Constellation Insights

Rootstock buys Kenandy: There is ERP consolidation happening in the Salesforce ecosystem, with Rootstock's announcement it will buy Kenandy. Both companies have built out ERP applications for manufacturers and distributors using Salesforce's technology platform. Here are the key details from the announcement:

“By combining the talent, skills and intellectual property of both companies, Rootstock will achieve greater economies of scale to compete with the likes of Oracle-NetSuite, Microsoft and SAP, while giving us the ability to create more cutting-edge capabilities for Kenandy and Rootstock customers,” said Patrick Garrehy, CEO of Rootstock.

The combination of Rootstock Cloud ERP, Salesforce Sales Cloud, Salesforce Service Cloud and the underlying Salesforce Platform technologies, such as Salesforce IoT and Einstein Analytics, form a compelling choice for manufacturers, distributors and supply chain organizations aiming to compete more effectively and better serve their customers.

POV: Kenandy was founded in 2010 by Sandy Kurtzig, a Silicon Valley pioneer. It has raised more than $50 million in venture capital and at one point was valued at $350 million. Terms of the deal with Roostock weren't disclosed.

While there are many questions left unanswered, including how Rootstock will rationalize the combined company's product portfolio, the deal is an important additional validation of Salesforce's platform as fit for mission-critical application development. Rootstock competitors include the likes of Plex, SAP ByDesign, Epicor and Infor, which may seek to capitalize on customer uncertainty, as with any acquisition. But Rootstock has been gaining good momentum of late, even managing to replace SAP at Mipox, which makes polishing abrasives. That deal will see the rollout of Rootstock to some 400 users in 12 countries.

As Rootstock noted in its announcement, a key part of growing the business lies not just in application functionality, but smarter and smoother implementation processes. As a combined entity, with a more diverse set of customers the company should be able to mature those processes faster.

Microsoft previews encrypted Skype: Going into 2018, online privacy is a hotter topic than ever. Microsoft is hoping to capitalize on this with the introduction of end-to-end encryption for Skype. Here are the key details from its announcement:

With Private Conversations, you can have end-to-end encrypted Skype audio calls and send text messages or files like images, audio, or videos, using the industry standard Signal Protocol by Open Whisper Systems. The content of these conversations will be hidden in the chat list as well as in notifications to keep the information you share private.

After the recipient accepts your invite, all calls and messages in that conversation will be encrypted end-to-end until you choose to end it.

POV: Microsoft's decision to base Skype encryption on Signal is an interesting one. The messaging protocol has gotten the thumbs-up from the likes of Edward Snowden and to date, there have been no reports of it being cracked or compromised. Overall, encryption is fast become a must-have, rather than nice-to-have feature in messaging applications, and Skype has lagged behind other products in this area.
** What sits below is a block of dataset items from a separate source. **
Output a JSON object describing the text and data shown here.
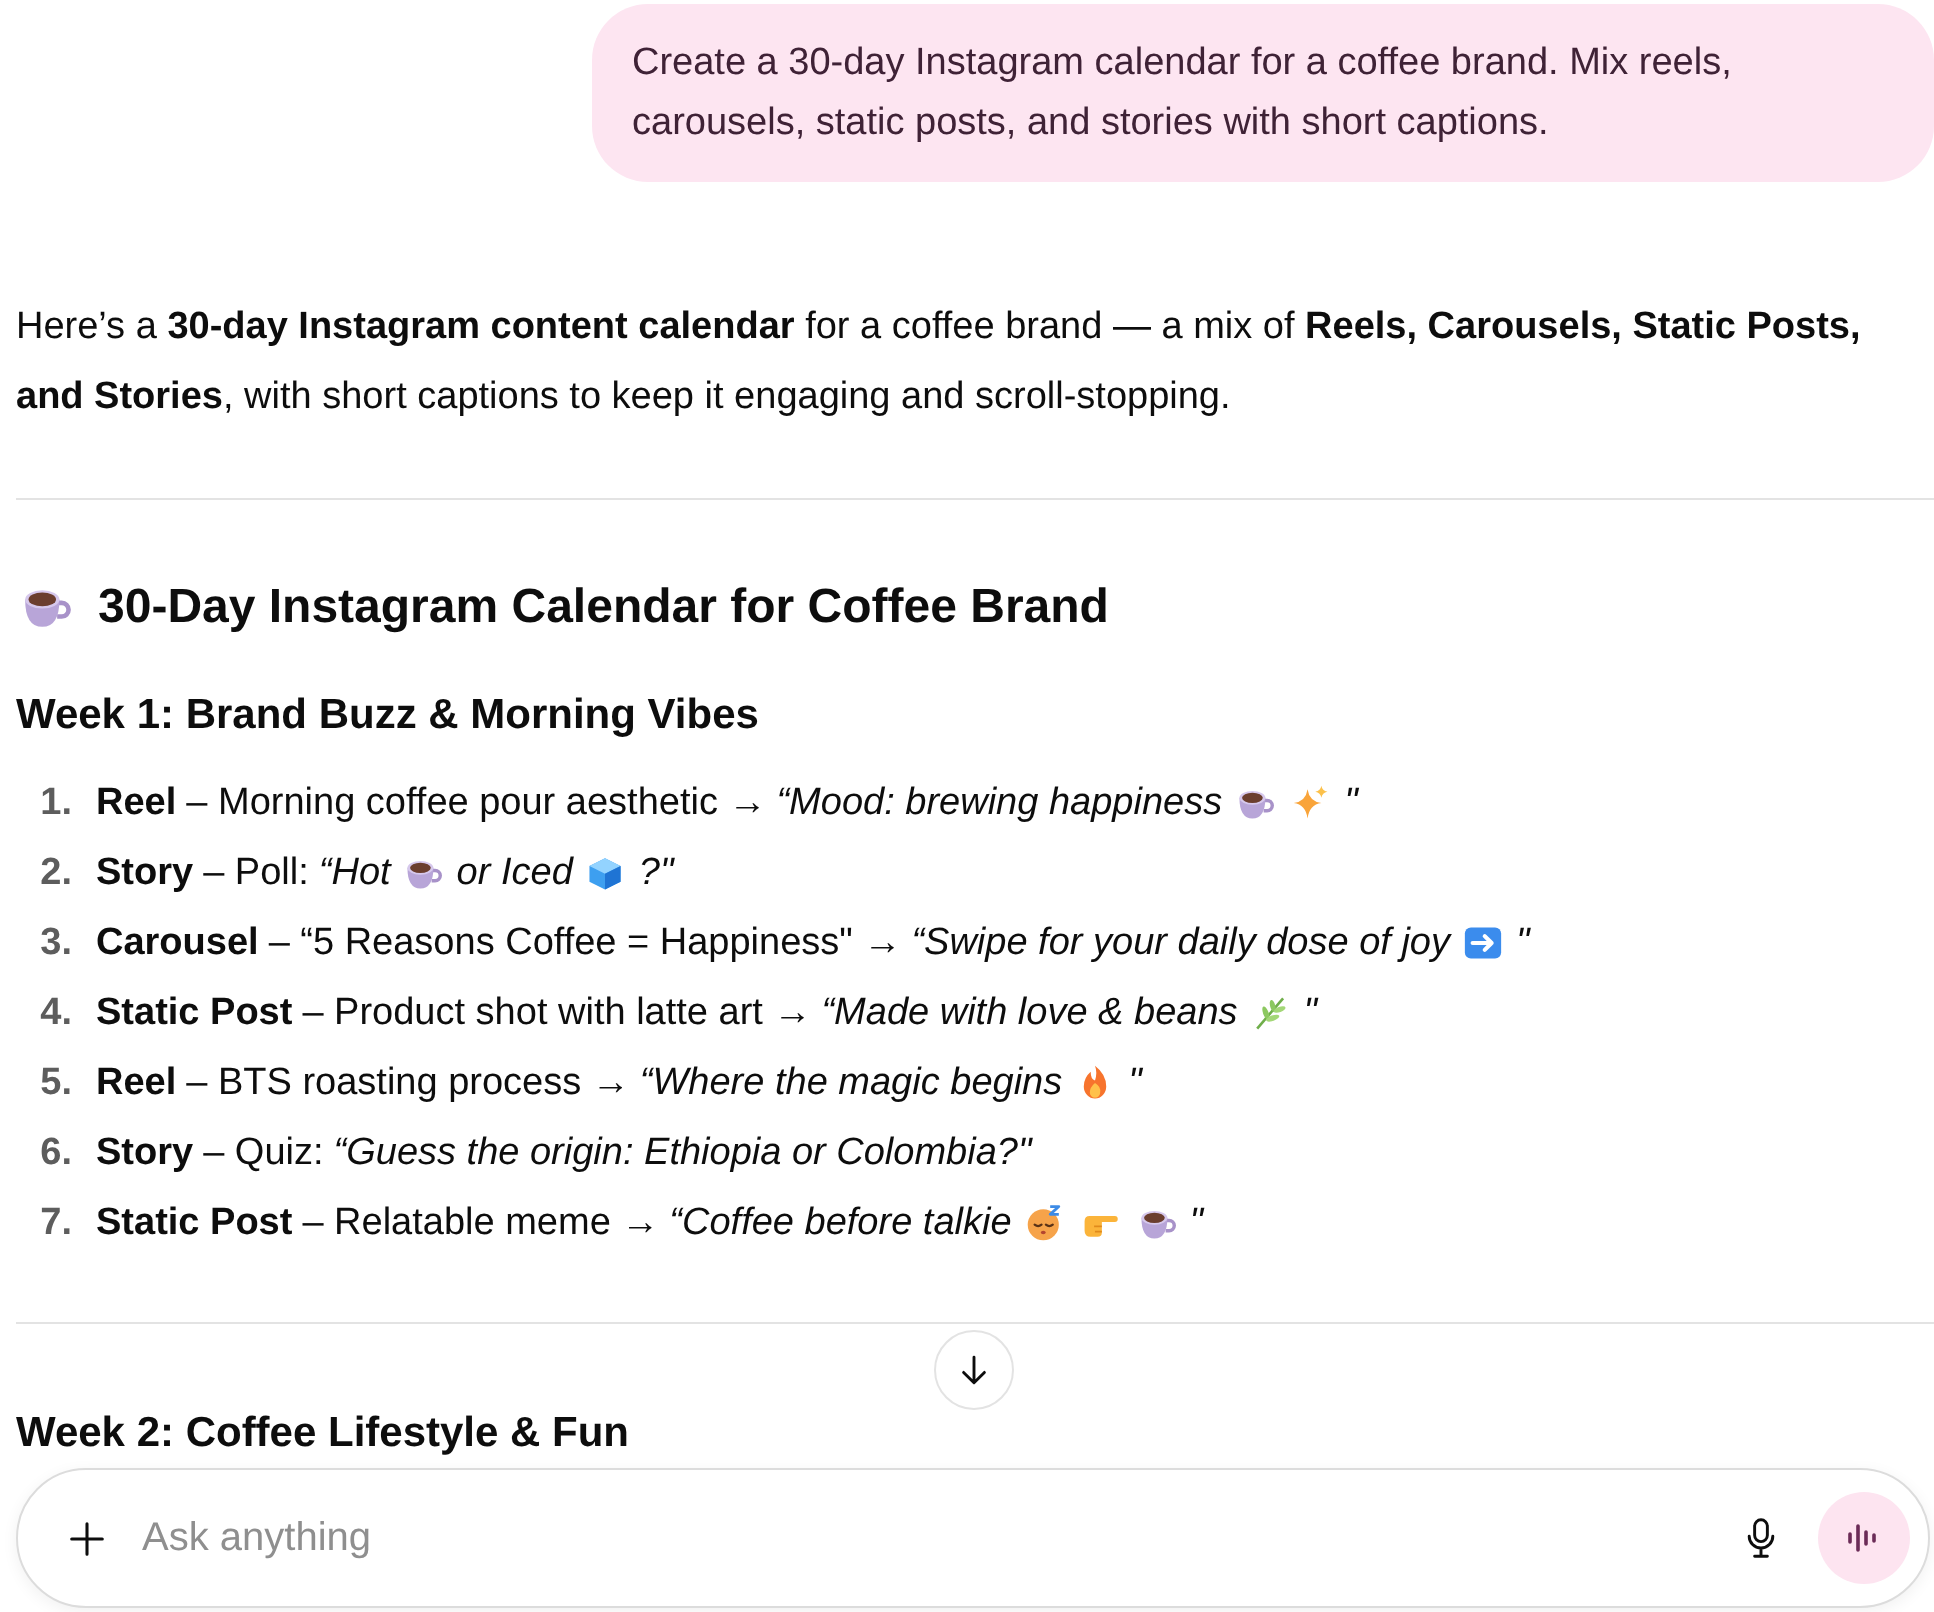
{
  "user_message": {
    "text": "Create a 30-day Instagram calendar for a coffee brand. Mix reels, carousels, static posts, and stories with short captions."
  },
  "response": {
    "intro": "Here’s a **30-day Instagram content calendar** for a coffee brand — a mix of **Reels, Carousels, Static Posts, and Stories**, with short captions to keep it engaging and scroll-stopping.",
    "title": "30-Day Instagram Calendar for Coffee Brand",
    "sections": [
      {
        "heading": "Week 1: Brand Buzz & Morning Vibes",
        "items": [
          {
            "number": "1.",
            "format": "Reel",
            "description": "– Morning coffee pour aesthetic →",
            "caption": [
              {
                "kind": "text",
                "text": "“Mood: brewing happiness"
              },
              {
                "kind": "coffee"
              },
              {
                "kind": "sparkles"
              },
              {
                "kind": "text",
                "text": "\""
              }
            ]
          },
          {
            "number": "2.",
            "format": "Story",
            "description": "– Poll:",
            "caption": [
              {
                "kind": "text",
                "text": "“Hot"
              },
              {
                "kind": "coffee"
              },
              {
                "kind": "text",
                "text": "or Iced"
              },
              {
                "kind": "ice"
              },
              {
                "kind": "text",
                "text": "?\""
              }
            ]
          },
          {
            "number": "3.",
            "format": "Carousel",
            "description": "– “5 Reasons Coffee = Happiness\" →",
            "caption": [
              {
                "kind": "text",
                "text": "“Swipe for your daily dose of joy"
              },
              {
                "kind": "arrow"
              },
              {
                "kind": "text",
                "text": "\""
              }
            ]
          },
          {
            "number": "4.",
            "format": "Static Post",
            "description": "– Product shot with latte art →",
            "caption": [
              {
                "kind": "text",
                "text": "“Made with love & beans"
              },
              {
                "kind": "herb"
              },
              {
                "kind": "text",
                "text": "\""
              }
            ]
          },
          {
            "number": "5.",
            "format": "Reel",
            "description": "– BTS roasting process →",
            "caption": [
              {
                "kind": "text",
                "text": "“Where the magic begins"
              },
              {
                "kind": "fire"
              },
              {
                "kind": "text",
                "text": "\""
              }
            ]
          },
          {
            "number": "6.",
            "format": "Story",
            "description": "– Quiz:",
            "caption": [
              {
                "kind": "text",
                "text": "“Guess the origin: Ethiopia or Colombia?\""
              }
            ]
          },
          {
            "number": "7.",
            "format": "Static Post",
            "description": "– Relatable meme →",
            "caption": [
              {
                "kind": "text",
                "text": "“Coffee before talkie"
              },
              {
                "kind": "sleepy"
              },
              {
                "kind": "pointing"
              },
              {
                "kind": "coffee"
              },
              {
                "kind": "text",
                "text": "\""
              }
            ]
          }
        ]
      },
      {
        "heading": "Week 2: Coffee Lifestyle & Fun"
      }
    ]
  },
  "composer": {
    "placeholder": "Ask anything"
  }
}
As of now, only members of Microsoft's Skype Insider program can test out the features, but general availablity will likely follow later this year. Still, there are gaps in the functionality; video and group chats aren't included, and the fact encryption will be an opt-in, rather than fully baked into the product, are weaknesses that Microsoft will hopefully address soon.

EU creating €1 billion supercomputing fund: The European Commission is planning to join with member states to fund €1 billion into supercomputer research, in a bid to keep pace with the U.S. and China and ease privacy concerns. But it appears that due to Brexit, the effort may not include the UK. Here's how the EU described the project in a press release:

Supercomputers are needed to process ever larger amounts of data and bring benefits to the society in many areas from health care and renewable energy to car safety and cybersecurity.

Today's step is crucial for the EU's competitiveness and independence in the data economy. Today, European scientists and industry increasingly process their data outside the EU because their needs are not matched by the computation time or computer performance available in the EU. This lack of independence threatens privacy, data protection, commercial trade secrets, and ownership of data in particular for sensitive applications.

A new legal and funding structure – the EuroHPC Joint Undertaking – shall acquire, build and deploy across Europe a world-class High-Performance Computing (HPC) infrastructure. It will also support a research and innovation programme to develop the technologies and machines (hardware) as well as the applications (software) that would run on these supercomputers.

POV: The goal is to invest €1 billion in public funding by 2020; private contributions will also be solicited. Currently, the EU doesn't have any supercomputers in the top-10 rankings globally in terms of power. The EU wants to acquire two pre-exascale supercomputers and at least two midrange machines by 2020, which is an ambitious but doable goal, particularly given the level of funding it plans to commit. The machines will be jointly owned by participating member countries and private companies and institutions.

As of yet, the U.K. hasn't signed onto the proposal and a government spokesman declined to give a reason why, according to Bloomberg. Resolving the U.K.'s role in the project should be a crucial task for EU officials, but one made uncertain by the prospect of Brexit and exactly what relationship the U.K. will have with EU countries going forward.